Processing Pipeline
The .readDoc()
method, when used with the default instance of winkNLP, splits the text into tokens, entities, and sentences. It also determines a range of their properties. These are accessible via the .out()
method on the basis of the input parameter — its.property
. Some examples of properties are value
, stopWordFlag
, pos
, and lemma
:
const text = 'cats are cool';
const doc = nlp.readDoc( text );
console.log( doc.tokens().out( its.value) );
// -> ["cats", "are", "cool"]
console.log( doc.tokens().out( its.stopWordFlag ) );
// -> [false, true, false]
console.log( doc.tokens().out( its.pos ) );
// -> ["NOUN", "AUX", "VERB"]
console.log( doc.tokens().out( its.lemma ) );
// -> ["cat", "be", "cool"]
.readDoc()
API processes the input text in many stages. All the stages together form a processing pipeline also referred as pipe. The first stage is tokenization, which is mandatory. The later stages such as sentence boundary detection (SBD) or part-of-speech tagging (POS) are optional. The optional stages are user configurable. The following figure and table illustrates the pipe:
Common its.properties that become available at each stage are also highlighted. For more details please refer to sections on item and its properties and its & as helpers.
Stage | Description |
---|---|
tokenization | Splits text into tokens. |
sbd | Sentence boundary detection — determines **span** of each sentence in terms of start & end token indexes. |
negation | Negation handling — sets the negationFlag for every token whose meaning is negated due a "not" word. |
sentiment | Computes sentiment score of each sentence and the entire document. |
ner | Named entity recognition — detects all named entities and also determines their type & span. |
pos | Performs part-of-speech (pos) tagging. |
cer | Custom entity recognition — detects all custom entities and their type & span. The detection is carried out on the basis of training carried out using learnCustomEntities() method. |
The default instance of winkNLP
is created using only the model
as input parameter:
// Load wink-nlp package.
const winkNLP = require( 'wink-nlp' );
// Load english language model.
const model = require( 'wink-eng-lite-web-model' );
// Instantiate winkNLP — default — will run all the above mentioned
// stages.
const nlp = winkNLP( model );
It also accepts an additional parameter — pipe
that controls the processing pipeline. This parameter is an array that contains the names of the stages that you wish to run. For example, the following will only run sentence boundary detection and pos tagging after tokenization:
const nlp = winkNLP( model, [ 'sbd', 'pos' ] );
- While the sequence of stages in a pipe is not important as `winkNLP` handles it automatically, it is recommended to always provide names in the correct logical sequence.

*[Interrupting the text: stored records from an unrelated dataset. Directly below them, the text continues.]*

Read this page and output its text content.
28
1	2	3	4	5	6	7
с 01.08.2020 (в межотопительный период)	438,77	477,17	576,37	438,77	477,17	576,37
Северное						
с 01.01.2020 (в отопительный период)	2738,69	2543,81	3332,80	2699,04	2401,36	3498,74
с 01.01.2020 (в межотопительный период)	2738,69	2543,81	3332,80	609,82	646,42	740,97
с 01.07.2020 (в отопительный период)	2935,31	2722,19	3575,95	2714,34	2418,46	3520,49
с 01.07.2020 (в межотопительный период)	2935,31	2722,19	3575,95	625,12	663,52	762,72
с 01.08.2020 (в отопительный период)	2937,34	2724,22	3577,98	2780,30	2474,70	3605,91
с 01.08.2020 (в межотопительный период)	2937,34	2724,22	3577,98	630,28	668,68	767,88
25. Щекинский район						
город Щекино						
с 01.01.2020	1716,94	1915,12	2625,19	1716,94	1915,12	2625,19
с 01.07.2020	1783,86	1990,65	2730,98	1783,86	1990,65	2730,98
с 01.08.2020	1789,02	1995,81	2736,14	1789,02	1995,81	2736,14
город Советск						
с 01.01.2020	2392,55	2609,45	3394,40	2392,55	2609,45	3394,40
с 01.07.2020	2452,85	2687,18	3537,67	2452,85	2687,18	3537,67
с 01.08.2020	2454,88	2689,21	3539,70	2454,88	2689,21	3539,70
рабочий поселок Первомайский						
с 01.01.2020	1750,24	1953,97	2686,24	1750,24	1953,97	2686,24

- Without `sbd`, the entire text is treated as a single sentence.
- `sentiment` is dependent on `negation`; without negation, the accuracy of sentiment score may drop.
- Without `pos`, `its.lemma` accuracy drops drastically.
- Without `ner`, the count of named entities will always be zero i.e. `doc.entities().length()` will return a zero.
- Without `cer`, the count of custom entities will always be zero i.e. `doc.customEntities().length()` will return a zero.